Foster might well have been elected to a term in his own right, serving until 1872.
 
Reconstruction becomes brutal like no other. The North has no sympathy and the House of Dixie is steamrolled. Someone above talked about slave owners having their land confiscated and being given to newly freedmen and that to me sounds like one of the nicer things the North would do.
 
There's an article about Foster at

http://www.lincoln-assassination.com/bboard/index.php?topic=1550.0;wap2

Sorry to disappoint the more bloodthirsty contributors to this thread, but he seems to have been very far from Radical.

However, it would matter far less than in Johnson's case, since under the Act of 1792 he would serve only until March 1866 [1], and then hand over to a new President (presumably US Grant) and VP elected in November 1865.

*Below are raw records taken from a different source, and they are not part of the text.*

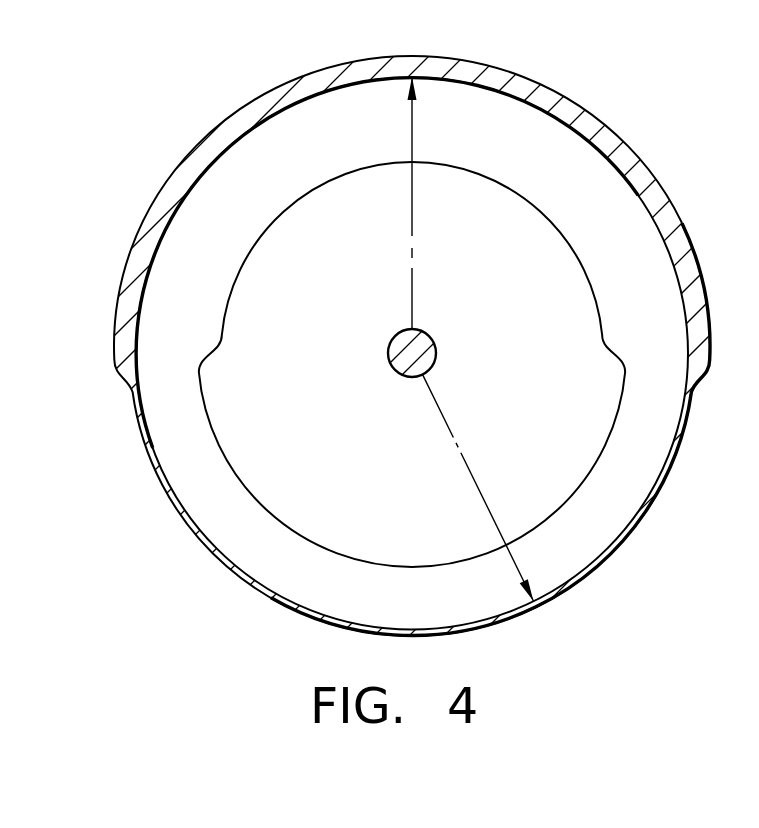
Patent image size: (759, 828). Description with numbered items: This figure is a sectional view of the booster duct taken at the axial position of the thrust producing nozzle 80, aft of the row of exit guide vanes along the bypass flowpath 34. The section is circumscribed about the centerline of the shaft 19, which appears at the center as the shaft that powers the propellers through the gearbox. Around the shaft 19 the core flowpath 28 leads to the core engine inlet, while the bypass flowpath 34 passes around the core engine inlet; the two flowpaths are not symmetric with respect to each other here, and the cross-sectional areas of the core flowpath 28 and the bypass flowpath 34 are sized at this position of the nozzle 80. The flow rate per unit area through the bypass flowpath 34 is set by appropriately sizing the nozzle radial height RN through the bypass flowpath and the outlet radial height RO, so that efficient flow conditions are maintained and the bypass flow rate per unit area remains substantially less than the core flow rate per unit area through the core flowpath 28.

The shaft 19 is at (428, 336).
The core flowpath 28 is at (371, 141).
The bypass flowpath 34 is at (381, 609).
The thrust producing nozzle 80 is at (469, 633).
The outlet radial height RO is at (412, 123).
The nozzle radial height RN is at (513, 567).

Also, in order to secure the succession, Foster might well feel obliged to summon Congress, so that the House could choose a Speaker to be next in line after him. If so, he wouldn't have as much freedom of action as Johnson did in the first eight months of his Administration.


[1] Unless Congress amended the Act to move up the inauguration to Jan 20 or other date, anticipating the 20th Amendment by 70 years or so. However, this would have applied only to the POTUS and VP, while Senators and Congressmen would have continued to serve until March.
 

katchen

Banned
Foster could run for President that November. There would be nothing stopping him from seeking his party's nomination. By the way, is that Act still in force? If anything happened to President Obama and Vice President Biden, would we get a special election within a year? Or would we be stuck with President Boehner until the next scheduled General Election?
 
Foster could run for President that November. There would be nothing stopping him from seeking his party's nomination. By the way, is that Act still in force? If anything happened to President Obama and Vice President Biden, would we get a special election within a year? Or would we be stuck with President Boehner until the next scheduled General Election?

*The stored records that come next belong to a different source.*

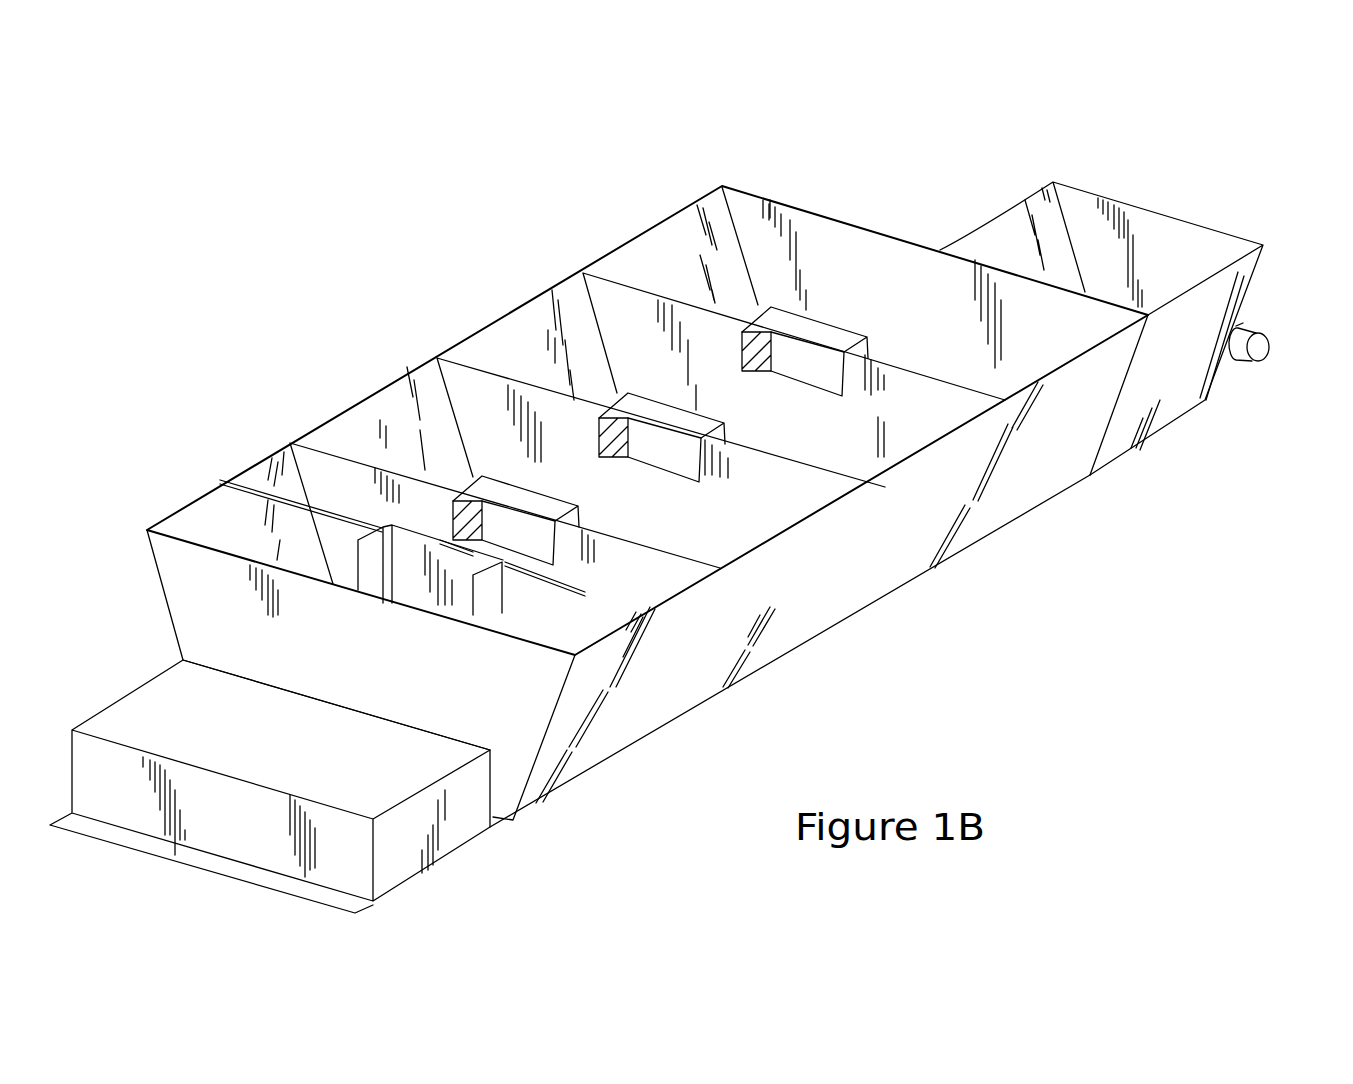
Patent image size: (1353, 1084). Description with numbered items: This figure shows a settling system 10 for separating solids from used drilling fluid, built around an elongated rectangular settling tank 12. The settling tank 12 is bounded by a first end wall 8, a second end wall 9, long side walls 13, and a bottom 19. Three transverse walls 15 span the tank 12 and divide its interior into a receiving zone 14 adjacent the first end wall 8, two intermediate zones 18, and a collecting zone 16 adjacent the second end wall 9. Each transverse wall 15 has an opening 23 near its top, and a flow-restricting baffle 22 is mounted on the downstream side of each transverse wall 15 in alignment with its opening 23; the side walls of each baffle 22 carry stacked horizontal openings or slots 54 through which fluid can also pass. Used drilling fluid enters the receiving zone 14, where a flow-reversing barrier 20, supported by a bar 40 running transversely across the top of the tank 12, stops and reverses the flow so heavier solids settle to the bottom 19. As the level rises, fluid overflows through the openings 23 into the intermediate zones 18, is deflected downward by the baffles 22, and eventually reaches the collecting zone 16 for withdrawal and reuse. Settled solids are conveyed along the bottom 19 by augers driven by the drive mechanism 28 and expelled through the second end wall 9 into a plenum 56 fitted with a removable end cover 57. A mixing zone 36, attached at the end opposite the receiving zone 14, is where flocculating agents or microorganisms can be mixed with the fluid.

The first end wall 8 is at (212, 630).
The second end wall 9 is at (888, 232).
The settling system 10 is at (375, 255).
The settling tank 12 is at (663, 684).
The side walls 13 is at (666, 249).
The receiving zone 14 is at (227, 523).
The transverse walls 15 is at (627, 267).
The collecting zone 16 is at (829, 270).
The intermediate zones 18 is at (540, 352).
The bottom 19 is at (1090, 473).
The flow-reversing barrier 20 is at (412, 565).
The flow-restricting baffle 22 is at (848, 328).
The opening 23 is at (808, 370).
The drive mechanism 28 is at (460, 817).
The mixing zone 36 is at (1157, 254).
The bar 40 is at (624, 594).
The horizontal openings 54 is at (762, 375).
The plenum 56 is at (1243, 323).
The end cover 57 is at (1262, 350).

He could, but at this time he was still a Republican, and that party is virtually certain to choose Grant. I suppose it is remotely possible that the Democrats might nominate him (he would eventually join that party, but not until 1874) but even if they did neither he nor any other Dem would have the slightest chance of defeating Grant.

The Act of 1792 was repealed in 1886. The subsequent Presidential Succession Acts of 1886 and 1947 make no provision for a special election. It would indeed be Boehner until Jan 2017.
 
In that atmosphere Foster might feel a bit more radical, it is very likely that the Congress elected in 1864 would be called into session
 
In that atmosphere Foster might feel a bit more radical, it is very likely that the Congress elected in 1864 would be called into session

Well, he's been in the Senate for over a decade, and been sufficiently "mainstream" to be acceptable as President Pro-tem, so he'll probably be more realistic than Johnson about what Congress will or won't swallow.

At a guess, he may tell the Union generals down south to enrol as voters all men over 21 (of whatever colour) who can read and write a portion of the US Constitution. His legal right to do this is less than clear, but if he does it first and argues afterwards, he'll almost certainly get away with it. That will probably satisfy enough Republicans to get the Southern Congressmen admitted. If the Civil Rights and Freedmens' Bureau Bills reach his desk before he leaves office, he's more likely to sign them than Johnson was. Anyway there'd be no point in refusing, as they'd only be repassed a few weeks later and signed by President Grant.

He doesn't sound the type to be any keener on executions than Lincoln would have been, so no one dies except the actual assassins, with Doctor Mudd and Mary Surratt standing a chance of pardon. But he'll probably let Henry Wirz hang as well.